The 11 members of Opec - Algeria, Indonesia, Iran, Iraq, Kuwait, Libya, Nigeria, Qatar, Saudi Arabia, the United Arab Emirates and Venezuela - supply more than 40% of the world's oil and have more than 75% of all proven reserves. They have us over a ... well, they've certainly got us where they want us. Yusgiantoro's statement may even be a bargaining ploy. So the answer, surely, is to start looking beyond Opec.
Hampshire may be a good place to start. Last summer, Northern Petroleum struck oil near Winchester, between the A31 and A272, and it thinks the field could be good for 100m barrels. The company is also exploring widely in West Sussex and on the Isle of Wight. That's the spirit. The Campaign to Protect Rural England is objecting to drilling, but let's hope Northern's valiant efforts are not blocked by such stockbroker-belt nimbyism.
And what about Rajasthan? Shell had more or less abandoned prospecting there, but oil minnow Cairn Energy made several major finds this year and reckons Rajasthan could be the new Texas; it has already found fields with an estimated 360m barrels of recoverable oil and is now planning exploration in Nepal.
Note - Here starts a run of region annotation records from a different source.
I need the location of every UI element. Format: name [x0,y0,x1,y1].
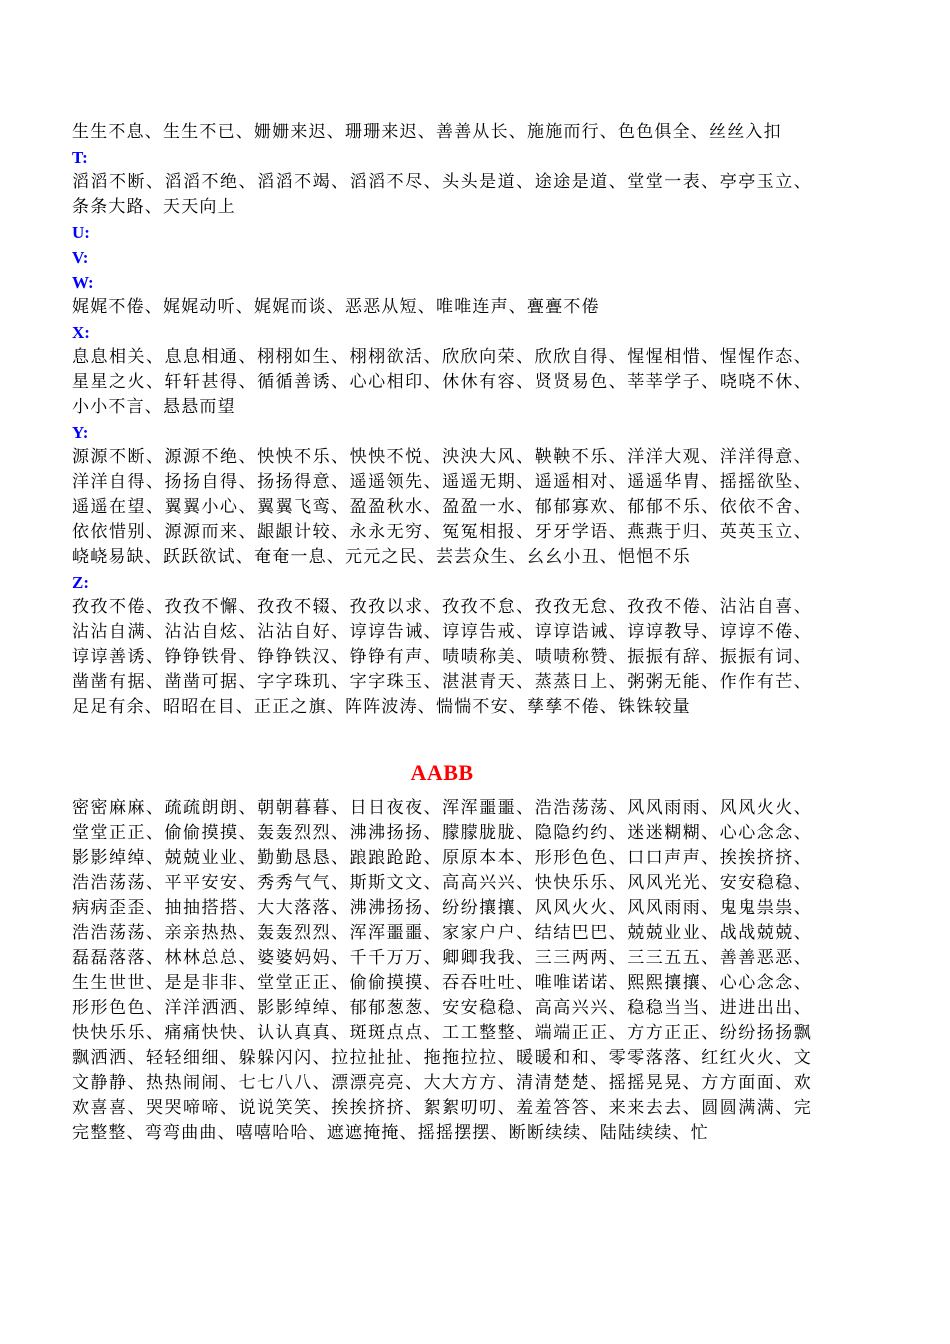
section-heading-aabb: AABB [410,760,474,785]
letter-heading-v: V: [72,248,89,267]
letter-heading-y: Y: [72,423,89,442]
document-page [72,120,812,1146]
idiom-list-y: 源源不断、源源不绝、怏怏不乐、怏怏不悦、泱泱大风、鞅鞅不乐、洋洋大观、洋洋得意、洋洋自得、扬扬自得、扬扬得意、遥遥领先、遥遥无期、遥遥相对、遥遥华胄、摇摇欲坠、遥遥在望、翼翼小心、翼翼飞鸾、盈盈秋水、盈盈一水、郁郁寡欢、郁郁不乐、依依不舍、依依惜别、源源而来、龈龈计较、永永无穷、冤冤相报、牙牙学语、燕燕于归、英英玉立、峣峣易缺、跃跃欲试、奄奄一息、元元之民、芸芸众生、幺幺小丑、悒悒不乐 [72,447,812,567]
idiom-list-s-continued: 生生不息、生生不已、姗姗来迟、珊珊来迟、善善从长、施施而行、色色俱全、丝丝入扣 [72,122,782,142]
letter-heading-w: W: [72,273,94,292]
letter-heading-z: Z: [72,573,89,592]
idiom-list-x: 息息相关、息息相通、栩栩如生、栩栩欲活、欣欣向荣、欣欣自得、惺惺相惜、惺惺作态、星星之火、轩轩甚得、循循善诱、心心相印、休休有容、贤贤易色、莘莘学子、哓哓不休、小小不言、悬悬而望 [72,347,812,417]
letter-heading-t: T: [72,148,88,167]
letter-heading-x: X: [72,323,90,342]
idiom-list-w: 娓娓不倦、娓娓动听、娓娓而谈、恶恶从短、唯唯连声、亹亹不倦 [72,297,600,317]
idiom-list-t: 滔滔不断、滔滔不绝、滔滔不竭、滔滔不尽、头头是道、途途是道、堂堂一表、亭亭玉立、条条大路、天天向上 [72,172,812,217]
idiom-list-z: 孜孜不倦、孜孜不懈、孜孜不辍、孜孜以求、孜孜不怠、孜孜无怠、孜孜不倦、沾沾自喜、沾沾自满、沾沾自炫、沾沾自好、谆谆告诫、谆谆告戒、谆谆诰诫、谆谆教导、谆谆不倦、谆谆善诱、铮铮铁骨、铮铮铁汉、铮铮有声、啧啧称美、啧啧称赞、振振有辞、振振有词、凿凿有据、凿凿可据、字字珠玑、字字珠玉、湛湛青天、蒸蒸日上、粥粥无能、作作有芒、足足有余、昭昭在目、正正之旗、阵阵波涛、惴惴不安、孳孳不倦、铢铢较量 [72,597,812,717]
letter-heading-u: U: [72,223,90,242]
idiom-list-aabb: 密密麻麻、疏疏朗朗、朝朝暮暮、日日夜夜、浑浑噩噩、浩浩荡荡、风风雨雨、风风火火、堂堂正正、偷偷摸摸、轰轰烈烈、沸沸扬扬、朦朦胧胧、隐隐约约、迷迷糊糊、心心念念、影影绰绰、兢兢业业、勤勤恳恳、踉踉跄跄、原原本本、形形色色、口口声声、挨挨挤挤、浩浩荡荡、平平安安、秀秀气气、斯斯文文、高高兴兴、快快乐乐、风风光光、安安稳稳、病病歪歪、抽抽搭搭、大大落落、沸沸扬扬、纷纷攘攘、风风火火、风风雨雨、鬼鬼祟祟、浩浩荡荡、亲亲热热、轰轰烈烈、浑浑噩噩、家家户户、结结巴巴、兢兢业业、战战兢兢、磊磊落落、林林总总、婆婆妈妈、千千万万、卿卿我我、三三两两、三三五五、善善恶恶、生生世世、是是非非、堂堂正正、偷偷摸摸、吞吞吐吐、唯唯诺诺、熙熙攘攘、心心念念、形形色色、洋洋洒洒、影影绰绰、郁郁葱葱、安安稳稳、高高兴兴、稳稳当当、进进出出、快快乐乐、痛痛快快、认认真真、斑斑点点、工工整整、端端正正、方方正正、纷纷扬扬飘飘洒洒、轻轻细细、躲躲闪闪、拉拉扯扯、拖拖拉拉、暖暖和和、零零落落、红红火火、文文静静、热热闹闹、七七八八、漂漂亮亮、大大方方、清清楚楚、摇摇晃晃、方方面面、欢欢喜喜、哭哭啼啼、说说笑笑、挨挨挤挤、絮絮叨叨、羞羞答答、来来去去、圆圆满满、完完整整、弯弯曲曲、嘻嘻哈哈、遮遮掩掩、摇摇摆摆、断断续续、陆陆续续、忙 [72,798,812,1143]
Cairn is run by former Scottish rugby international Bill Gammell; playing rugby for Scotland is the perfect pursuit for unquenchable optimists. Cairn invested $7.2m in the search for oil in Rajasthan; the find could be worth $500m. Gammell was recently named Scottish entrepreneur of the year.
BP's latest Statistical Review of World Energy pinpoints reserves in improbable places: Denmark has 1.3bn barrels, Peru 1bn, Papua New Guinea 400m. Greece looks promising; Kazakhstan has huge potential (though there are fears that drilling could trigger earthquakes); the North Sea is by no means exhausted, with major new finds still being made; there are hopes that substantial reserves will be found in the Falklands; and £35m is being spent on offshore exploration in North Wales. Today Colwyn Bay, tomorrow the world. We should stop panicking and start drilling.